Défense du trotskysme (2)

2

L'Impérialisme, la bureaucratie du Kremlin, les États-Unis Socialistes d'Europe


Lutte de classes en Europe et dans le monde.

Réécrire l'histoire, falsifier, est indispensable à tous les révisionnismes : les Germain‑MandelFrank et autres doivent également v avoir recours. L'une des caractéristiques principales de ces vingt‑cinq dernières années consiste justement en ce que jamais l'impérialisme n'est parvenu à infliger de défaites décisives aux prolétariats des pays économiquement développés et à modifier radicalement le rapport de force entre les classes à l'échelle mondiale tel que celui‑ci s'établit à la fin et à l'issue de la deuxième guerre mondiale.

De la première guerre impérialiste a surgi la première vague révolutionnaire mondiale. La révolution russe fut la première révolution prolétarienne victorieuse de la période historique de “ l'impérialisme, stade suprême du capitalisme ”, qui est également l'ère de la révolution prolétarienne mondiale. L'impérialisme résulte de la contradiction fondamentale entre les rapports sociaux de production, les frontières nationales, et le développement des forces productives. Ici prennent tout leur sens les définitions de Marx : “ les catégories de l'économie politique sont l'expression théorique des rapports sociaux ”, “ le capital n'est pas une chose, mais un rapport social ”, et son analyse de la loi de la valeur, rapport entre travail mort et travail vivant. Parce que “ le capital n'est pas une chose, mais un rapport social ” c'est sur le terrain de la lutte des classes entre prolétariat et bourgeoisie ‑ que se règlent les contradictions sociales qu'expriment théoriquement les catégories de l'économie politique. “ Le mort saisit le vif ”, à partir du maintien et du renforcement de la domination de classe de la bourgeoisie, la révolte des forces productives contre les rapports sociaux de production bourgeois se traduit par les crises et les guerres impérialistes, la destruction de la force productive par excellence, le travail vivant, la classe ouvrière. La révolution prolétarienne n'est rien d'autre que l'impérieuse nécessité qui est faite au travail vivant, à la principale force productive, de se soumettre le travail mort, de le débarrasser de son caractère de capital, et, pour ce faire, d'exproprier la bourgeoisie. Il le peut, et lui seul le peut, en raison de la socialisation du processus de production à l'échelle mondiale. La Ile guerre mondiale résulte de l'échec partiel de la première vague révolutionnaire, qui comprenait la défaite de la seconde révolution chinoise de 1925‑27 dans les pays économiquement arriérés, mais qui fut effective et consacrée par les défaites successives des principaux prolétariats européens ‑ défaites des révolutions allemandes de 1918 et 1923, du prolétariat hongrois, du prolétariat italien, autrichien, français (1936‑38), du prolétariat espagnol, sans omettre la défaite de la grève générale anglaise de 1926.
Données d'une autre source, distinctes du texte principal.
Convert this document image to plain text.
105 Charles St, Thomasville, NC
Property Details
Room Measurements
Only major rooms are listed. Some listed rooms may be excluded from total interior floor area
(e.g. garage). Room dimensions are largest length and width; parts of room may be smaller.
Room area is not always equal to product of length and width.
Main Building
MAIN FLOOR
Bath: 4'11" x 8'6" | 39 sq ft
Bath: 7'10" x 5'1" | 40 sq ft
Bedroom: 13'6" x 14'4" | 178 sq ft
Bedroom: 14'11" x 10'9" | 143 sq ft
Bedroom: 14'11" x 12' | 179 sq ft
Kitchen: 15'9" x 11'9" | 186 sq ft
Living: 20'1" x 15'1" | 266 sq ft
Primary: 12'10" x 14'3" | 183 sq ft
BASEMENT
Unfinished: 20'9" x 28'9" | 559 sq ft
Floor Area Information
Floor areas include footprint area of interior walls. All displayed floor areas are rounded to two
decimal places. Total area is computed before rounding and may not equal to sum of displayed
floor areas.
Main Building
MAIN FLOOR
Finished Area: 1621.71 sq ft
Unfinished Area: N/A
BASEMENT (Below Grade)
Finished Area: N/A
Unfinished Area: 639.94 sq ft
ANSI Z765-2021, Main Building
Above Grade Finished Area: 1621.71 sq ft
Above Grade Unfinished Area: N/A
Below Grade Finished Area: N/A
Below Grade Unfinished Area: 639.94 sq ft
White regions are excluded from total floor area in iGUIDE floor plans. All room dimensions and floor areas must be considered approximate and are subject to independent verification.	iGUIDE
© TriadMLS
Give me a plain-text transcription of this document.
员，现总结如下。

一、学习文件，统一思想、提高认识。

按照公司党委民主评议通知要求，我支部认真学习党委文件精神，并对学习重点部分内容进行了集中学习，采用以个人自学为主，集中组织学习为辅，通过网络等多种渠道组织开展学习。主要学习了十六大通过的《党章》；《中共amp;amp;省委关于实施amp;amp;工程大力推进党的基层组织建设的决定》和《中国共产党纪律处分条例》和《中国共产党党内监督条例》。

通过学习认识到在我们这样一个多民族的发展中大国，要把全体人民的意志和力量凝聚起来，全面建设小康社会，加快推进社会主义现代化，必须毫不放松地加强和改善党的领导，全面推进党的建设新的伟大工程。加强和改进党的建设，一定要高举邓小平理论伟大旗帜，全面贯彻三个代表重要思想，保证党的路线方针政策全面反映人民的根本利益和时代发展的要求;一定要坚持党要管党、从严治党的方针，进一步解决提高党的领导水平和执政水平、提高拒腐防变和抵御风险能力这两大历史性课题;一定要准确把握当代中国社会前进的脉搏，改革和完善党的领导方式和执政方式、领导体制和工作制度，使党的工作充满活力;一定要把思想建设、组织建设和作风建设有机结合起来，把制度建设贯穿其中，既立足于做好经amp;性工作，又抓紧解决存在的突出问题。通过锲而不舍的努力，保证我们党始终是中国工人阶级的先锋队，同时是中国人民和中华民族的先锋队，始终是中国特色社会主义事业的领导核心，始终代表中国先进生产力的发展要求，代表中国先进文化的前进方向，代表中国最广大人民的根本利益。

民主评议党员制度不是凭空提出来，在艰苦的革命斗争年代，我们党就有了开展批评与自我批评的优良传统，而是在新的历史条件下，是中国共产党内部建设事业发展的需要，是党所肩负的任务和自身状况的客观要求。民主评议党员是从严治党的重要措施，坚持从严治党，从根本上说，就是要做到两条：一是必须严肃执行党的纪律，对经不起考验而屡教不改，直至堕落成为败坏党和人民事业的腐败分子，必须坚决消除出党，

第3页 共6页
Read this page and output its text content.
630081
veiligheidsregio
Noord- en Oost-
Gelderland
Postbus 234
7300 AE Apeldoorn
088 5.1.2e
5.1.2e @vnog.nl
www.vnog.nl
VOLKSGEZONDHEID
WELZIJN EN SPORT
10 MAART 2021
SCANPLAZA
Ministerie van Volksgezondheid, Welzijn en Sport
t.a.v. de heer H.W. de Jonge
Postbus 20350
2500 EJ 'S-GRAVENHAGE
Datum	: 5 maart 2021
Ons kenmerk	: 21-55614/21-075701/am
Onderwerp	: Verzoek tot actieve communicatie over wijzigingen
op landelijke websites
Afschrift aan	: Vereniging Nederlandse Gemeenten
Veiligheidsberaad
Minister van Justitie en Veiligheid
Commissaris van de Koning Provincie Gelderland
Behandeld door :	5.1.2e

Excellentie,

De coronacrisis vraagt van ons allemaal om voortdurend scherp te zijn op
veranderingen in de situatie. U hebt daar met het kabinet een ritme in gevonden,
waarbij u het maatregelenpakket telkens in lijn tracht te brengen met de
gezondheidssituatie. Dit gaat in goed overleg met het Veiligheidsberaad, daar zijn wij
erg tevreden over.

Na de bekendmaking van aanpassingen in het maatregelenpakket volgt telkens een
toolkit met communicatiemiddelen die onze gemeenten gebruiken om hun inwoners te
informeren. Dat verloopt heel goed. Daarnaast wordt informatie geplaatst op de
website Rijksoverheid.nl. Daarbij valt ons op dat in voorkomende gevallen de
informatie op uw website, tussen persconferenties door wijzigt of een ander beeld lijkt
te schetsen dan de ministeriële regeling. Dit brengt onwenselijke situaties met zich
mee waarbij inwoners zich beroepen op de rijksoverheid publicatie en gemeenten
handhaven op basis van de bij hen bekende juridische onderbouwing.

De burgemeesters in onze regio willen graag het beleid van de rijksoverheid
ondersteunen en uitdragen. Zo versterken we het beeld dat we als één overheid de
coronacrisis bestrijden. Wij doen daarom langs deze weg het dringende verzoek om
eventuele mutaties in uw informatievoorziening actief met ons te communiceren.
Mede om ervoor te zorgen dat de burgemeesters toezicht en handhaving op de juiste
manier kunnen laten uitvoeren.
Les défaites du prolétariat au cours des années 1920 furent à l'origine de la constitution, du renforcement et de la victoire, en U.R.S.S, de la bureaucratie du Kremlin, qui une fois maître du pouvoir politique et ayant domestiquée l'Internationale Communiste à ses intérêts, causa par sa politique de nouvelles défaites au prolétariat, contribua à la victoire d'Hitler, de Franco : au bout ce fut la seconde guerre mondiale et la ruée hitlérienne sur l'U.R.S.S.

Que la première guerre impérialiste mondiale ait eu comme point de départ et champ de bataille l'Europe, que la deuxième guerre mondiale ait eu comme pré‑condition les écrasantes défaites du prolétariat européen entre 1918 et 1938, que la deuxième guerre mondiale se soit à nouveau jouée décisivement en Europe, que, à la fin et à l'issue de cette deuxième guerre mondiale, le système impérialiste mondial ait été au bord de l'effondrement en raison de la crise des impérialismes européens et de la vague révolutionnaire qui déferla sur l'Europe, ne doit rien au hasard. Le développement du capitalisme et son histoire ne sont pas des abstractions. L'Europe est le berceau du mode de production capitaliste, de l'impérialisme et de la lutte des classes entre bourgeois et prolétaires. Il est vrai que les antagonismes entre les impérialismes européens, la puissance croissante de l'impérialisme américain, et même celle de l'impérialisme japonais, ont eu comme conséquences de faire de l'impérialisme américain le pilier de l'impérialisme mondial. En dernière analyse le sort de l'humanité se jouera aux U.S.A., selon que le prolétariat américain sera ou non capable d'abattre le capitalisme américain, de prendre le pouvoir ou selon que l'impérialisme américain se survivra. Dans un cas le socialisme triomphera, dans l'autre cas la plus noire barbarie s'étendra en Amérique et sur le monde, l'hitlérisme ne semblera plus être, en comparaison, qu'une histoire d'enfants, avec en conclusion la destruction de l'humanité au cours de l'apocalypse atomique.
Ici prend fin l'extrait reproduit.